Working at the United States government’s Farm Security Administration (FSA) during the early days of World War II, with support from a Julius Rosenwald Fund Fellowship, Gordon Parks sought to document the experiences of Black workers in Washington, D.C. Encouraged by FSA Historical Section director Roy Stryker, Parks met Ella Watson, a cleaning woman on the night shift at the Department of Agriculture. Parks learned about Watson’s difficult life: her parents died young and her husband and two of her children were gone; she was passed over for a promotion because she was Black; and she supported her adopted daughter Lauretta, along with Loretta’s niece and two nephews, on her government salary of one thousand eighty dollars a year.
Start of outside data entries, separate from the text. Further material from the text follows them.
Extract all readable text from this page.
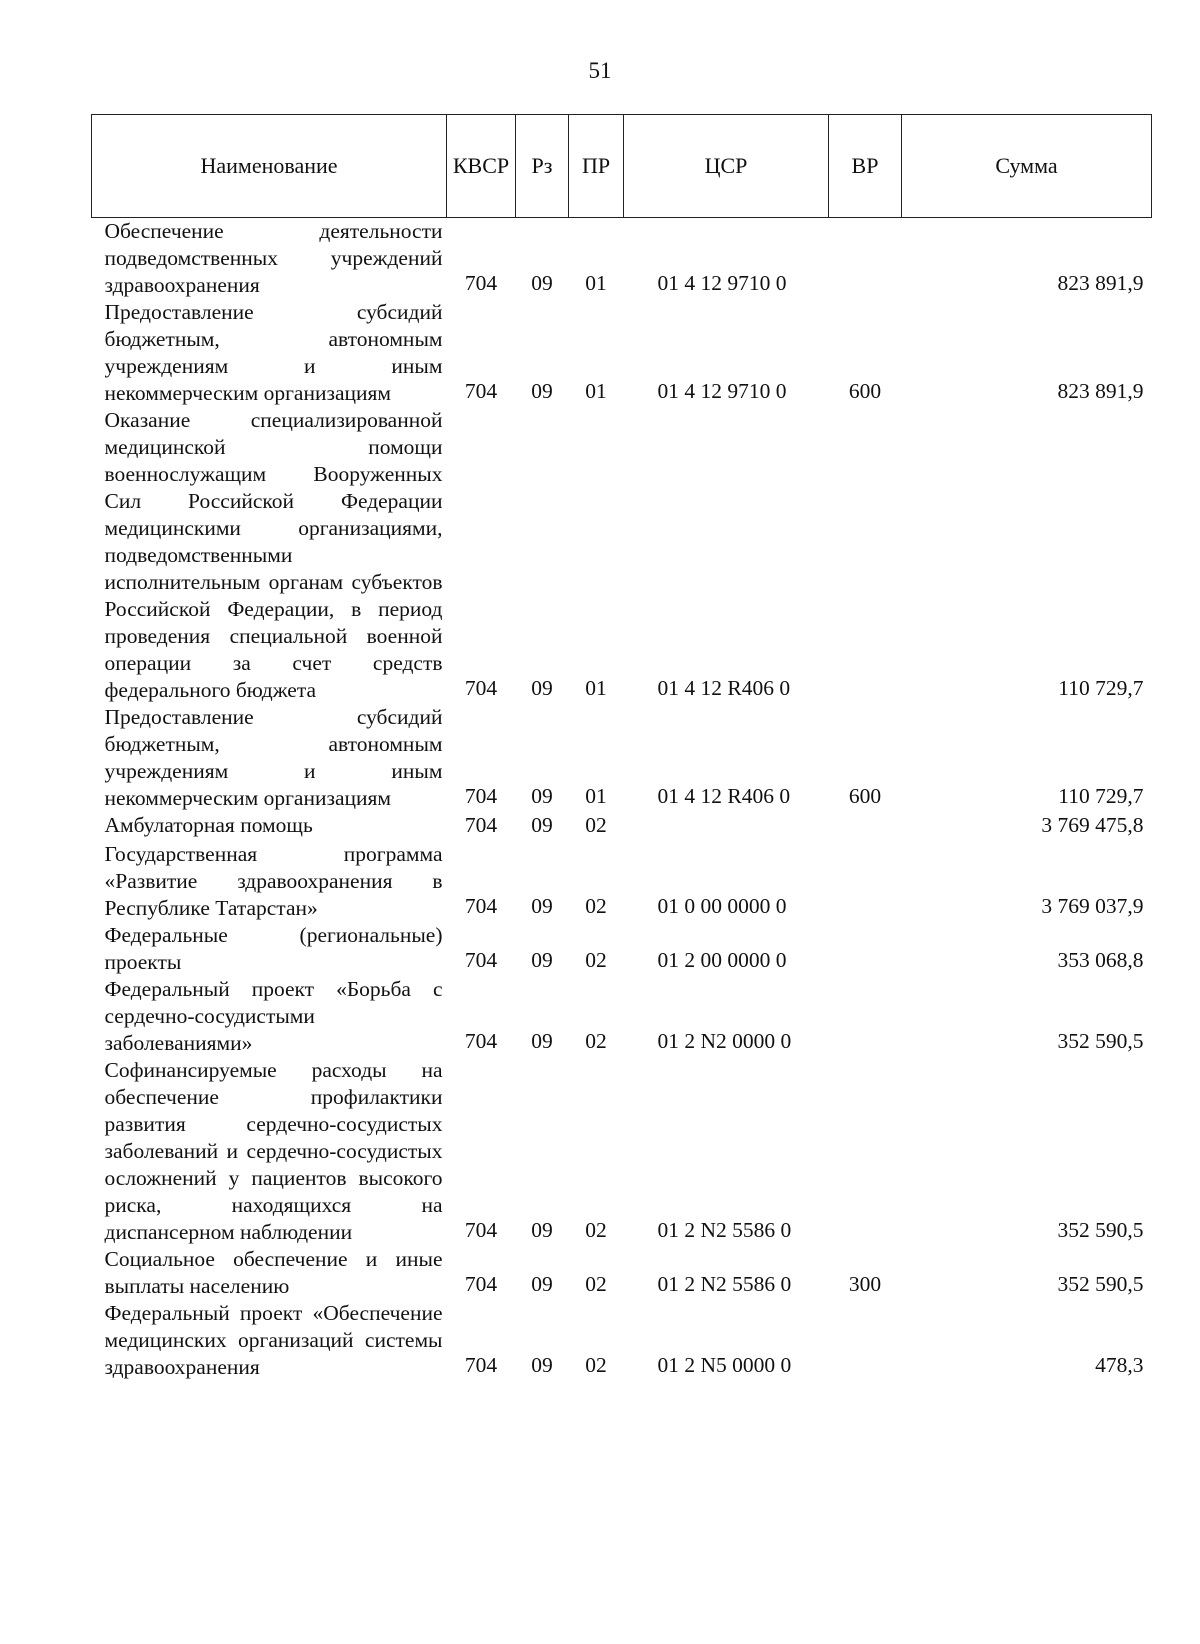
51
Наименование	КВСР	Рз	ПР	ЦСР	ВР	Сумма
Обеспечение деятельности подведомственных учреждений здравоохранения	704	09	01	01 4 12 9710 0		823 891,9
Предоставление субсидий бюджетным, автономным учреждениям и иным некоммерческим организациям	704	09	01	01 4 12 9710 0	600	823 891,9
Оказание специализированной медицинской помощи военнослужащим Вооруженных Сил Российской Федерации медицинскими организациями, подведомственными исполнительным органам субъектов Российской Федерации, в период проведения специальной военной операции за счет средств федерального бюджета	704	09	01	01 4 12 R406 0		110 729,7
Предоставление субсидий бюджетным, автономным учреждениям и иным некоммерческим организациям	704	09	01	01 4 12 R406 0	600	110 729,7
Амбулаторная помощь	704	09	02			3 769 475,8
Государственная программа «Развитие здравоохранения в Республике Татарстан»	704	09	02	01 0 00 0000 0		3 769 037,9
Федеральные (региональные) проекты	704	09	02	01 2 00 0000 0		353 068,8
Федеральный проект «Борьба с сердечно-сосудистыми заболеваниями»	704	09	02	01 2 N2 0000 0		352 590,5
Софинансируемые расходы на обеспечение профилактики развития сердечно-сосудистых заболеваний и сердечно-сосудистых осложнений у пациентов высокого риска, находящихся на диспансерном наблюдении	704	09	02	01 2 N2 5586 0		352 590,5
Социальное обеспечение и иные выплаты населению	704	09	02	01 2 N2 5586 0	300	352 590,5
Федеральный проект «Обеспечение медицинских организаций системы здравоохранения	704	09	02	01 2 N5 0000 0		478,3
One of Parks’s photographs of Watson at work, Washington, D.C. Government Charwoman, shot in July 1942 (which he later named American Gothic, a title borrowed from Grant Wood's 1930 painting), is among his most famous, in part because it points to the vivid complexity of his maturing style. In this photograph Parks connects us intimately with one person’s life and with critical and timely questions about the interconnected meaning of labor, race, and equality during a time when African Americans were asked to fight and die for their country in a segregated military. “I took [Watson] into this woman’s office and there was the American flag, and I stood her up with her mop hanging down, with the American flag hanging down, Grant Wood style, and did this marvelous portrait,” Parks later recalled. “Stryker thought this was just about the end. He said, ‘My God, this can’t be published, but it’s a start.’” Because of its direct and transparent message, Parks’s classic portrait of Ella Watson is now considered one of the most important photographs in the history of twentieth-century photography.

Our special guests are: Sharon Stanley, the daughter of  Watson's adopted daughter Mary Loretta Burgess - Watson's granddaughter; Audrey Johnson, the daughter of Ella Watson's son Eugene - Watson's granddaughter; Rosslyn Samuels, the daughter of Sharon Stanley - Watson's great granddaughter.